Is one apartment per floor actually worth paying for versus a building with multiple units per floor?
This is genuinely a personal preference question with a real tradeoff. One-unit-per-floor buildings offer more privacy and quieter common areas, but they also mean fewer total units to spread maintenance costs across, which can affect monthly service charges. If privacy is a priority for you, it’s worth it; if minimizing monthly costs matters more, a building with more units per floor may work out better financially.
Can I negotiate the price or payment schedule?
Often yes, particularly on payment schedule structure (number of installments, down payment percentage) rather than the headline price, especially earlier in a project’s construction timeline when fewer units have sold. It’s always worth asking directly rather than assuming the first quoted terms are final.

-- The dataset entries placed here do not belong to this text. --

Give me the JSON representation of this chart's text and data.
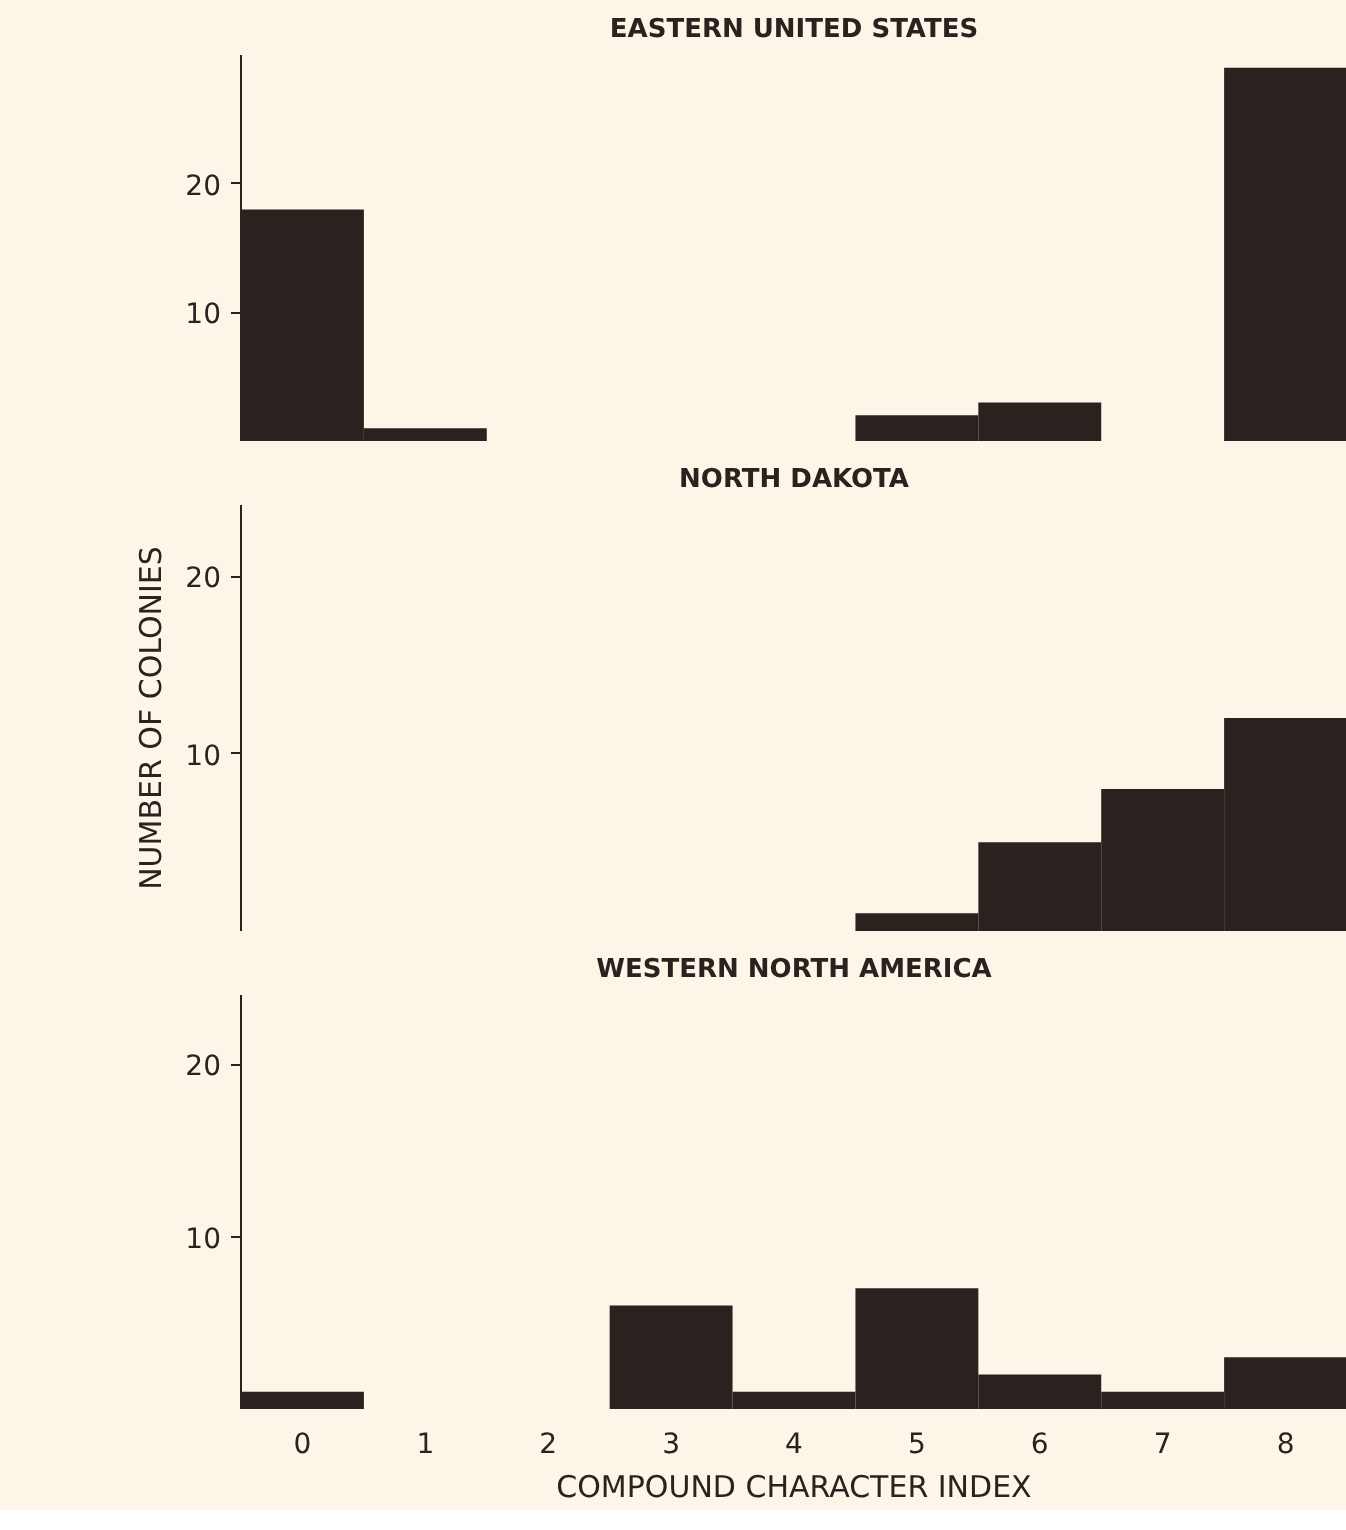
{
  "chart_data": [
    {
      "type": "bar",
      "title": "EASTERN UNITED STATES",
      "categories": [
        "0",
        "1",
        "2",
        "3",
        "4",
        "5",
        "6",
        "7",
        "8"
      ],
      "values": [
        18,
        1,
        0,
        0,
        0,
        2,
        3,
        0,
        29
      ],
      "color": "#2b2220",
      "ylim": [
        0,
        30
      ],
      "yticks": [
        10,
        20
      ],
      "grid": false,
      "tick_labels": "y"
    },
    {
      "type": "bar",
      "title": "NORTH DAKOTA",
      "ylabel": "NUMBER OF COLONIES",
      "categories": [
        "0",
        "1",
        "2",
        "3",
        "4",
        "5",
        "6",
        "7",
        "8"
      ],
      "values": [
        0,
        0,
        0,
        0,
        0,
        1,
        5,
        8,
        12
      ],
      "color": "#2b2220",
      "ylim": [
        0,
        24
      ],
      "yticks": [
        10,
        20
      ],
      "grid": false,
      "tick_labels": "y"
    },
    {
      "type": "bar",
      "title": "WESTERN NORTH AMERICA",
      "xlabel": "COMPOUND CHARACTER INDEX",
      "categories": [
        "0",
        "1",
        "2",
        "3",
        "4",
        "5",
        "6",
        "7",
        "8"
      ],
      "values": [
        1,
        0,
        0,
        6,
        1,
        7,
        2,
        1,
        3
      ],
      "color": "#2b2220",
      "ylim": [
        0,
        24
      ],
      "yticks": [
        10,
        20
      ],
      "grid": false
    }
  ]
}
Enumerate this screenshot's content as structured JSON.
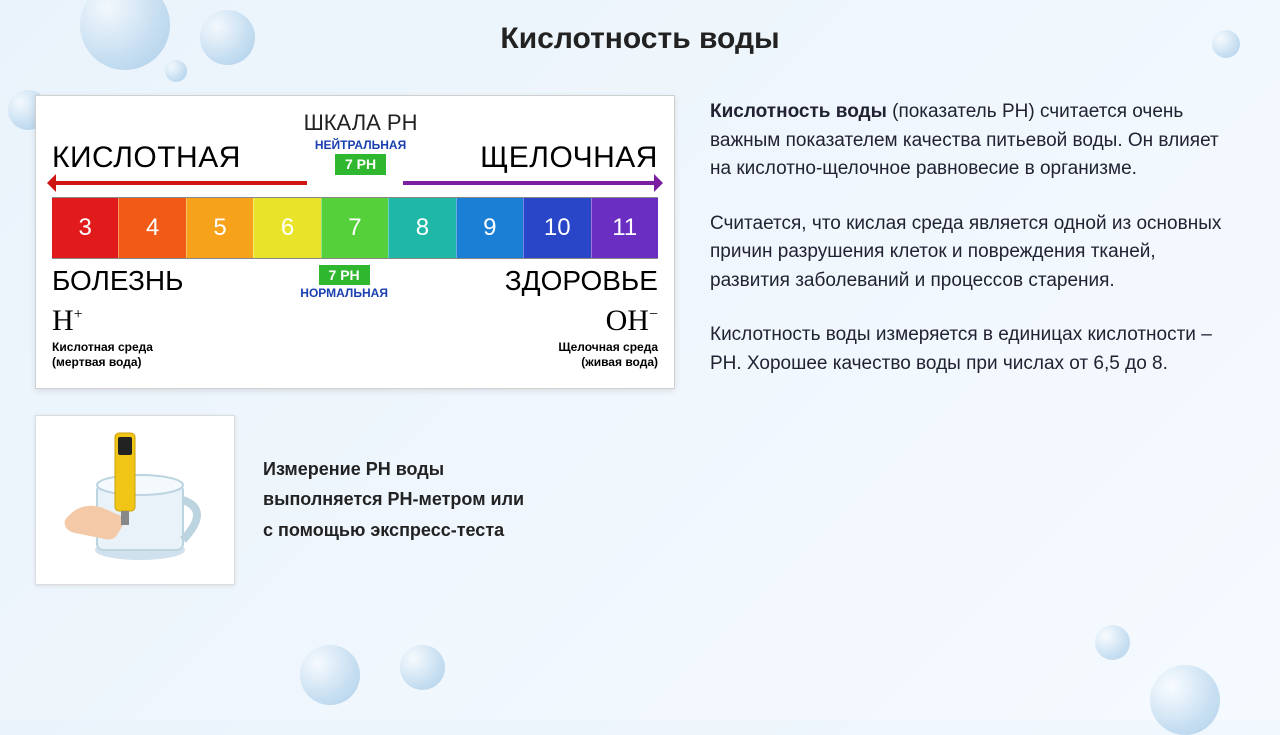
{
  "title": "Кислотность воды",
  "scale": {
    "top_title": "ШКАЛА РН",
    "acid_label": "КИСЛОТНАЯ",
    "alk_label": "ЩЕЛОЧНАЯ",
    "neutral_label": "НЕЙТРАЛЬНАЯ",
    "badge_top": "7 PH",
    "disease": "БОЛЕЗНЬ",
    "health": "ЗДОРОВЬЕ",
    "badge_bot": "7 PH",
    "normal_label": "НОРМАЛЬНАЯ",
    "ion_h": "H",
    "ion_h_sup": "+",
    "ion_oh": "OH",
    "ion_oh_sup": "−",
    "env_acid_l1": "Кислотная среда",
    "env_acid_l2": "(мертвая вода)",
    "env_alk_l1": "Щелочная среда",
    "env_alk_l2": "(живая вода)",
    "values": [
      "3",
      "4",
      "5",
      "6",
      "7",
      "8",
      "9",
      "10",
      "11"
    ],
    "colors": [
      "#e11b1b",
      "#f25a18",
      "#f6a21a",
      "#e9e42a",
      "#55d03a",
      "#1fb7a6",
      "#1b7fd6",
      "#2946c9",
      "#6a2fc2"
    ],
    "arrow_left_color": "#d01515",
    "arrow_right_color": "#7a1fa0",
    "badge_bg": "#2fb82f",
    "neutral_text_color": "#1a3fb0"
  },
  "meter": {
    "line1": "Измерение РН воды",
    "line2": "выполняется РН-метром или",
    "line3": "с помощью экспресс-теста",
    "pen_color": "#f0c515",
    "pen_tip": "#333333",
    "glass_color": "#d7e6ef"
  },
  "text": {
    "term": "Кислотность воды",
    "p1_rest": " (показатель РН) считается очень важным показателем качества питьевой воды. Он влияет на кислотно-щелочное равновесие в организме.",
    "p2": "Считается, что кислая среда является одной из основных причин разрушения клеток и повреждения тканей, развития заболеваний и процессов старения.",
    "p3": "Кислотность воды измеряется в единицах кислотности – РН. Хорошее качество воды при числах  от 6,5 до 8."
  }
}
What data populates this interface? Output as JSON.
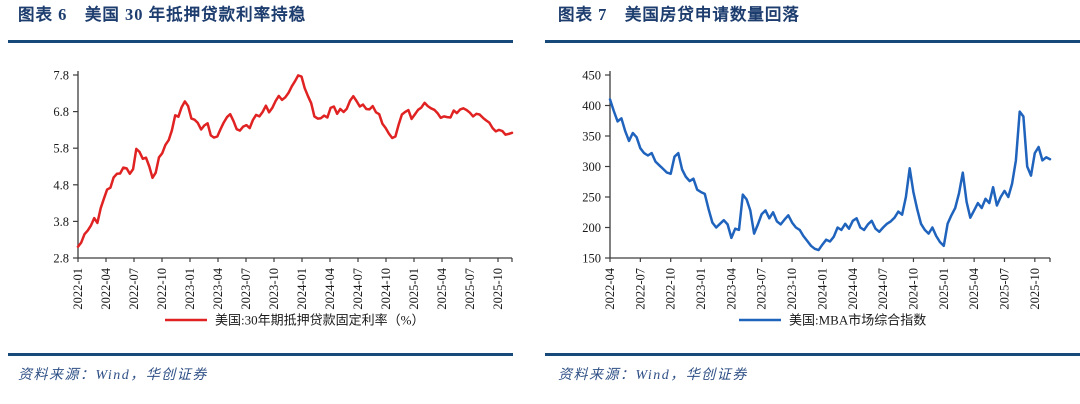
{
  "figures": [
    {
      "title": "图表 6　美国 30 年抵押贷款利率持稳",
      "source": "资料来源：Wind，华创证券"
    },
    {
      "title": "图表 7　美国房贷申请数量回落",
      "source": "资料来源：Wind，华创证券"
    }
  ],
  "chart_data": [
    {
      "type": "line",
      "title": "美国 30 年抵押贷款利率持稳",
      "legend": "美国:30年期抵押贷款固定利率（%）",
      "line_color": "#e02222",
      "axis_color": "#3d3d3d",
      "ylim": [
        2.8,
        7.8
      ],
      "yticks": [
        2.8,
        3.8,
        4.8,
        5.8,
        6.8,
        7.8
      ],
      "xticks": [
        "2022-01",
        "2022-04",
        "2022-07",
        "2022-10",
        "2023-01",
        "2023-04",
        "2023-07",
        "2023-10",
        "2024-01",
        "2024-04",
        "2024-07",
        "2024-10",
        "2025-01",
        "2025-04",
        "2025-07",
        "2025-10"
      ],
      "tick_interval_months": 3,
      "x_span_months": 46.5,
      "values": [
        3.11,
        3.22,
        3.45,
        3.55,
        3.69,
        3.89,
        3.76,
        4.16,
        4.42,
        4.67,
        4.72,
        5.0,
        5.1,
        5.11,
        5.27,
        5.25,
        5.1,
        5.23,
        5.78,
        5.7,
        5.51,
        5.54,
        5.3,
        4.99,
        5.13,
        5.55,
        5.66,
        5.89,
        6.02,
        6.29,
        6.7,
        6.66,
        6.92,
        7.08,
        6.95,
        6.61,
        6.58,
        6.49,
        6.31,
        6.42,
        6.48,
        6.15,
        6.09,
        6.12,
        6.32,
        6.5,
        6.65,
        6.73,
        6.54,
        6.32,
        6.28,
        6.39,
        6.43,
        6.35,
        6.57,
        6.71,
        6.67,
        6.79,
        6.96,
        6.78,
        6.9,
        7.09,
        7.23,
        7.12,
        7.19,
        7.31,
        7.49,
        7.63,
        7.79,
        7.76,
        7.44,
        7.22,
        7.03,
        6.67,
        6.61,
        6.62,
        6.69,
        6.64,
        6.9,
        6.94,
        6.74,
        6.87,
        6.79,
        6.88,
        7.1,
        7.22,
        7.09,
        6.94,
        6.99,
        6.87,
        6.86,
        6.95,
        6.78,
        6.73,
        6.47,
        6.35,
        6.2,
        6.08,
        6.12,
        6.44,
        6.72,
        6.79,
        6.84,
        6.6,
        6.72,
        6.85,
        6.91,
        7.04,
        6.95,
        6.89,
        6.85,
        6.76,
        6.63,
        6.67,
        6.65,
        6.64,
        6.83,
        6.76,
        6.86,
        6.89,
        6.84,
        6.77,
        6.67,
        6.74,
        6.72,
        6.63,
        6.56,
        6.5,
        6.35,
        6.26,
        6.3,
        6.27,
        6.17,
        6.19,
        6.22
      ]
    },
    {
      "type": "line",
      "title": "美国房贷申请数量回落",
      "legend": "美国:MBA市场综合指数",
      "line_color": "#1f63bd",
      "axis_color": "#3d3d3d",
      "ylim": [
        150,
        450
      ],
      "yticks": [
        150,
        200,
        250,
        300,
        350,
        400,
        450
      ],
      "xticks": [
        "2022-04",
        "2022-07",
        "2022-10",
        "2023-01",
        "2023-04",
        "2023-07",
        "2023-10",
        "2024-01",
        "2024-04",
        "2024-07",
        "2024-10",
        "2025-01",
        "2025-04",
        "2025-07",
        "2025-10"
      ],
      "tick_interval_months": 3,
      "x_span_months": 43.5,
      "values": [
        410,
        391,
        374,
        379,
        358,
        342,
        355,
        348,
        330,
        322,
        318,
        322,
        308,
        302,
        296,
        290,
        288,
        316,
        322,
        295,
        283,
        276,
        280,
        262,
        258,
        255,
        230,
        208,
        200,
        206,
        212,
        205,
        183,
        198,
        196,
        254,
        246,
        228,
        190,
        205,
        222,
        228,
        215,
        225,
        210,
        205,
        213,
        220,
        208,
        200,
        196,
        186,
        178,
        170,
        165,
        163,
        172,
        180,
        177,
        185,
        200,
        196,
        206,
        198,
        211,
        215,
        200,
        196,
        205,
        211,
        198,
        193,
        200,
        206,
        210,
        216,
        226,
        221,
        250,
        297,
        258,
        230,
        206,
        196,
        190,
        200,
        186,
        176,
        170,
        206,
        220,
        232,
        256,
        290,
        242,
        216,
        228,
        240,
        232,
        247,
        240,
        266,
        236,
        250,
        260,
        250,
        272,
        310,
        390,
        382,
        300,
        285,
        322,
        332,
        310,
        315,
        312
      ]
    }
  ]
}
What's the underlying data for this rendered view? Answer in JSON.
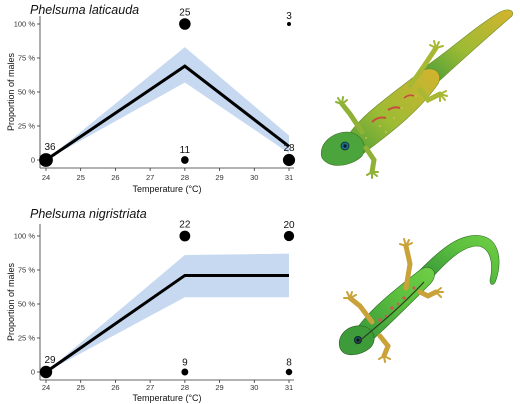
{
  "chart_data": [
    {
      "type": "line",
      "title": "Phelsuma laticauda",
      "xlabel": "Temperature (°C)",
      "ylabel": "Proportion of males",
      "xlim": [
        24,
        31
      ],
      "ylim": [
        0,
        1
      ],
      "x_ticks": [
        "24",
        "25",
        "26",
        "27",
        "28",
        "29",
        "30",
        "31"
      ],
      "y_ticks": [
        "0",
        "25 %",
        "50 %",
        "75 %",
        "100 %"
      ],
      "fit_line": {
        "x": [
          24,
          28,
          31
        ],
        "y": [
          0.0,
          0.69,
          0.1
        ]
      },
      "confidence_band": {
        "x": [
          24,
          28,
          31
        ],
        "lower": [
          0.0,
          0.57,
          0.05
        ],
        "upper": [
          0.0,
          0.83,
          0.18
        ]
      },
      "observed_points": [
        {
          "x": 24,
          "y": 0,
          "n": 36
        },
        {
          "x": 28,
          "y": 1,
          "n": 25
        },
        {
          "x": 28,
          "y": 0,
          "n": 11
        },
        {
          "x": 31,
          "y": 1,
          "n": 3
        },
        {
          "x": 31,
          "y": 0,
          "n": 28
        }
      ]
    },
    {
      "type": "line",
      "title": "Phelsuma nigristriata",
      "xlabel": "Temperature (°C)",
      "ylabel": "Proportion of males",
      "xlim": [
        24,
        31
      ],
      "ylim": [
        0,
        1
      ],
      "x_ticks": [
        "24",
        "25",
        "26",
        "27",
        "28",
        "29",
        "30",
        "31"
      ],
      "y_ticks": [
        "0",
        "25 %",
        "50 %",
        "75 %",
        "100 %"
      ],
      "fit_line": {
        "x": [
          24,
          28,
          31
        ],
        "y": [
          0.0,
          0.71,
          0.71
        ]
      },
      "confidence_band": {
        "x": [
          24,
          28,
          31
        ],
        "lower": [
          0.0,
          0.55,
          0.55
        ],
        "upper": [
          0.0,
          0.86,
          0.87
        ]
      },
      "observed_points": [
        {
          "x": 24,
          "y": 0,
          "n": 29
        },
        {
          "x": 28,
          "y": 1,
          "n": 22
        },
        {
          "x": 28,
          "y": 0,
          "n": 9
        },
        {
          "x": 31,
          "y": 1,
          "n": 20
        },
        {
          "x": 31,
          "y": 0,
          "n": 8
        }
      ]
    }
  ],
  "colors": {
    "line": "#000000",
    "band": "#c6d9f0",
    "points": "#000000",
    "axis": "#333333"
  },
  "images": [
    {
      "icon": "gecko-photo",
      "species": "Phelsuma laticauda",
      "palette": [
        "#8db43a",
        "#c9b92c",
        "#2d9a57"
      ]
    },
    {
      "icon": "gecko-photo",
      "species": "Phelsuma nigristriata",
      "palette": [
        "#5cb83d",
        "#c8a72e",
        "#d45a5a"
      ]
    }
  ]
}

What happens if construction is delayed?
This should be explicitly addressed in your written sale agreement before you sign — ask specifically what compensation or remedy exists for delays beyond the agreed handover date. If a developer is unwilling to put any delay provision in writing, treat that as a meaningful signal.
Final Thoughts
Buying an apartment — in Jolshiri Abashon or anywhere in Dhaka — isn’t a decision to make purely from a brochure or a single site visit. AK Red Rose, AK Barakah, and AK Lakeview are useful as a case study precisely because they show both the consistency (similar specs, similar pricing logic) and the differences (sector, construction stage, small feature variations like EV charging) that exist even within a single developer’s portfolio in a single township.
If you’re seriously considering any of these three projects, or comparing them against other Jolshiri Abashon developments, the most useful next step isn’t reading another article — it’s a site visit, a request for the actual written sale agreement, and an independent legal review of the land documents. Everything else is secondary to those three things.